RenameFile operation doesn't seem to be performed everytime when renaming a file in a Syncthing folder

enfuzion · February 9, 2017, 8:56am

I’m studying rename file operation of syncthing recentlly and I found some problems. The funtion renameFile() in source file rwfolder.go dosen’t seem to be executed each time when I rename a file on the opposite machine, and once it is not called, Syncthing will genrate a new file by the name I renamed to and copies data into it instead of just renaming the old one. I traced the bep message and found that sometimes Syncthing receives one bep contains both Add and Delete FileInfos after doing rename and sometimes it receives bep message twice and each one cotains one FileInfo. It seems that the renamefile funtion will be executed exactly as serval FileInfos are received in one time rather than receive them for several times. So I wonder the reason why bep message sometimes could carry serval FileInfos and sometimes just carry one. Is it possible to make Syncthing send both Add and Delete FileInfos in one message everytime when a file is renamed? If it is not, is there any other way to ensure the rename operation will happens on local machine as the same operation happens on the others?

calmh · February 9, 2017, 9:45am

Ah, this is probably timing related. We first scan for additions, then for deletes. Updates are sent to other devices with some delay for batching. If the time between adding the file and seeing the delete is too long, the updates will end up in separate batches. Then the device on the other side just sees the add and can’t do a rename.
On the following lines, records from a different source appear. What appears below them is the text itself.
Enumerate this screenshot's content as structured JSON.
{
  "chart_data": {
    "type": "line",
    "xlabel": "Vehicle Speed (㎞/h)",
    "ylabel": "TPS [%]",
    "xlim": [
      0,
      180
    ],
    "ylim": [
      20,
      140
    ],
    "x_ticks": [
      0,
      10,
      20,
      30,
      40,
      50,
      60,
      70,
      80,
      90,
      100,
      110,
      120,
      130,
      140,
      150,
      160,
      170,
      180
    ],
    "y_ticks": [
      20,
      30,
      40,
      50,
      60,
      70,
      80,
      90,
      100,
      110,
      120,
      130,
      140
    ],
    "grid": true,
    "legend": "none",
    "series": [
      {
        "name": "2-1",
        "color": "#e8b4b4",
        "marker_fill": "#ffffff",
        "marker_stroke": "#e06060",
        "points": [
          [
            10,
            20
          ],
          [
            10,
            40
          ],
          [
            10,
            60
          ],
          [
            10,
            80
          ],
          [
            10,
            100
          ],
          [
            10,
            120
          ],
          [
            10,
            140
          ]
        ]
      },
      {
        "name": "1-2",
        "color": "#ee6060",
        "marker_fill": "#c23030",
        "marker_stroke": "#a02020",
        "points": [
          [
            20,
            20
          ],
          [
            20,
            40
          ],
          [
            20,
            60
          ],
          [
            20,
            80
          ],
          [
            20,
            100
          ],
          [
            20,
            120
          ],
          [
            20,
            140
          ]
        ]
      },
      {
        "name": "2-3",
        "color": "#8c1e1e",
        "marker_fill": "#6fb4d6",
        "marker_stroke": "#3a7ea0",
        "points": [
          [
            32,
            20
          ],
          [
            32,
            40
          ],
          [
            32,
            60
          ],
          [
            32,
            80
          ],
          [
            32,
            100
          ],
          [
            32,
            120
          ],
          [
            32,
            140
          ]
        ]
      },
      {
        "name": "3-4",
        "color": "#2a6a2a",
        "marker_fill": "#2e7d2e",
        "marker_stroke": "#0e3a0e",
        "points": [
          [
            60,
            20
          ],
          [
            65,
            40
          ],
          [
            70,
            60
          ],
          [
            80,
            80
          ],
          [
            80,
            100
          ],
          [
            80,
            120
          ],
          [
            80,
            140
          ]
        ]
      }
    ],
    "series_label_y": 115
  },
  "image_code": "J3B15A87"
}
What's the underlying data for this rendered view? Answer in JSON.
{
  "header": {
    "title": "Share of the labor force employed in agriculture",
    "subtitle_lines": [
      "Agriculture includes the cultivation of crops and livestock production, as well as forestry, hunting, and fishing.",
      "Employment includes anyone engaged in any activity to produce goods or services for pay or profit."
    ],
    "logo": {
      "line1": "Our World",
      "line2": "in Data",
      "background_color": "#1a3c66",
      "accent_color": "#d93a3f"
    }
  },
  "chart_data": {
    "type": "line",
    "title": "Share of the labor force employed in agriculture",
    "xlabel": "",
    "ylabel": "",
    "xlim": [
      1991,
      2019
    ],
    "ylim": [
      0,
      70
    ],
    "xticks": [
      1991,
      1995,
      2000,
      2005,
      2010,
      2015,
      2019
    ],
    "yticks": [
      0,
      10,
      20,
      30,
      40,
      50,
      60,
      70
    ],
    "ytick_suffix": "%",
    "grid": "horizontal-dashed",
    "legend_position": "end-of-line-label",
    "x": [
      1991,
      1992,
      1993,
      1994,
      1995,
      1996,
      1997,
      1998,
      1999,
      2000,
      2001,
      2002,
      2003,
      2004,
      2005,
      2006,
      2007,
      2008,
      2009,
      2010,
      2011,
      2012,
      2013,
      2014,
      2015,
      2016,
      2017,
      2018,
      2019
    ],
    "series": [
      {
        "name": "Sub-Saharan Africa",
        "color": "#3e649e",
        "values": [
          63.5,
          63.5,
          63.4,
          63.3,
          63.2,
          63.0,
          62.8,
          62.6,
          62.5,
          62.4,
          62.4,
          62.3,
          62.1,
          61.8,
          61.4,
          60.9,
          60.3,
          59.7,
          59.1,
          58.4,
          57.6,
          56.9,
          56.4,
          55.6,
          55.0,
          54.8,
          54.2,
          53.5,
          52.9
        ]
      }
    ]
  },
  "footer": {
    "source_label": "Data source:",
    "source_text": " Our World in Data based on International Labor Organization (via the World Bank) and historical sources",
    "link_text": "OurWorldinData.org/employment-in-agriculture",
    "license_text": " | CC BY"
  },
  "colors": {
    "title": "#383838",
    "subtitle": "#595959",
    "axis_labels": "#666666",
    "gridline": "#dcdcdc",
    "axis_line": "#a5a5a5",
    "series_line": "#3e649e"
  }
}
Good catch. Not immediately obvious to me how to fix it without potentially delaying updates for a long time.

enfuzion · February 9, 2017, 10:25am

I found that the function updateLocals() in file model.go will run after the scanning process discovered the file changes. It has code like this:

files.Update(protocol.LocalDeviceID, fs) events.Default.Log(events.LocalIndexUpdated, map[string]interface{}{ “folder”: folder, “items”: len(fs), “filenames”: filenames, “version”: files.Sequence(protocol.LocalDeviceID), })

files.Update seems to do the db update job and the events.Default.Log seems to notify the sender to send indexes to other machines. Maybe make the LocalIndexUpdated event be triggered after all db updatejobs are done is a way to keep the file messages could be sent together in once?

calmh · February 9, 2017, 10:34am

In some cases, yes. But given that we hash all files first and then scan for deletes afterwards, it can take arbitrary time between discovering the new file and the delete. For example if you rename a directory with a bunch of ISO files in it. In general, we want to get those index entries out there as soon as they’re completed (-ish…) and not wait for the complete scan to finish.

AudriusButkevicius · February 9, 2017, 10:39am

I am surprised you were not aware of this.

calmh · February 9, 2017, 10:41am

No, I agree, it’s obvious for the cases where there is lots to do. I think the one case where it’s somewhat annoying that it doesn’t work reliably is if a single file is renamed within a folder. This should, ideally, always work.

enfuzion · February 9, 2017, 10:49am

Ok, I get it. Thanks for the reply.

AudriusButkevicius · February 9, 2017, 10:50am

To be honest, the only way I can see to solve this is to do the “was deleted” checks sender side and make sure they end up in the same batch.

calmh · February 9, 2017, 11:00am

Mmm. I doubt the added complexity warrants it, but we could

keep an index of full file hash => FileInfo
when the scanner detects a new file, it checks this index, and
- stat each file with the same hash, in the same folder
- if it doesn’t exist, commit the new entry and the delete together.

But this is still no guarantee. In the index sender we might put the message boundary between the add and the delete. For example, if we’ve already queued enough entries that adding the delete as well to the message would exceed the desired message size, or if the file itself is large enough to warrant it’s own message.

To do it “atomically” we’d need to add a field to the FileInfo itself indicating that it’s a rename. That will probably have vast negative consequences and cause weird situations by itself…

I think this is just a caveat to be aware of - renames are best effort.

Changing this constant to a few seconds instead of zero would probably bring up the hitrate a fair amount though.

AudriusButkevicius · February 9, 2017, 11:45am

I think we could add logic that makes sure that any deletes after the boundry are merged into the same batch.

Yet I think we feed index senders from the database, not from the scanner

calmh · February 9, 2017, 12:03pm

Exactly. So the batching is only half of the equation.

enfuzion · February 14, 2017, 7:47am

I found that Syncthing inotify will sometimes notify the old file before the new file separately when a rename is detected, and if the old file notification is recived by Syncthing firstly, it will send a delete message to the remotes before the the scanning on the addition file is over, so the remote Syncthing could delete the old file on its machine before reciving the addition file message, and this also makes the rename operation mismatched. So I think there may be a litte work to do with inotify to adjust its handling on rename notification to make rename case works properly?

calmh · February 14, 2017, 9:02am

Probably. I bet this is handled differently on all OS:es and correlating it in the inotify layer is going to be painful.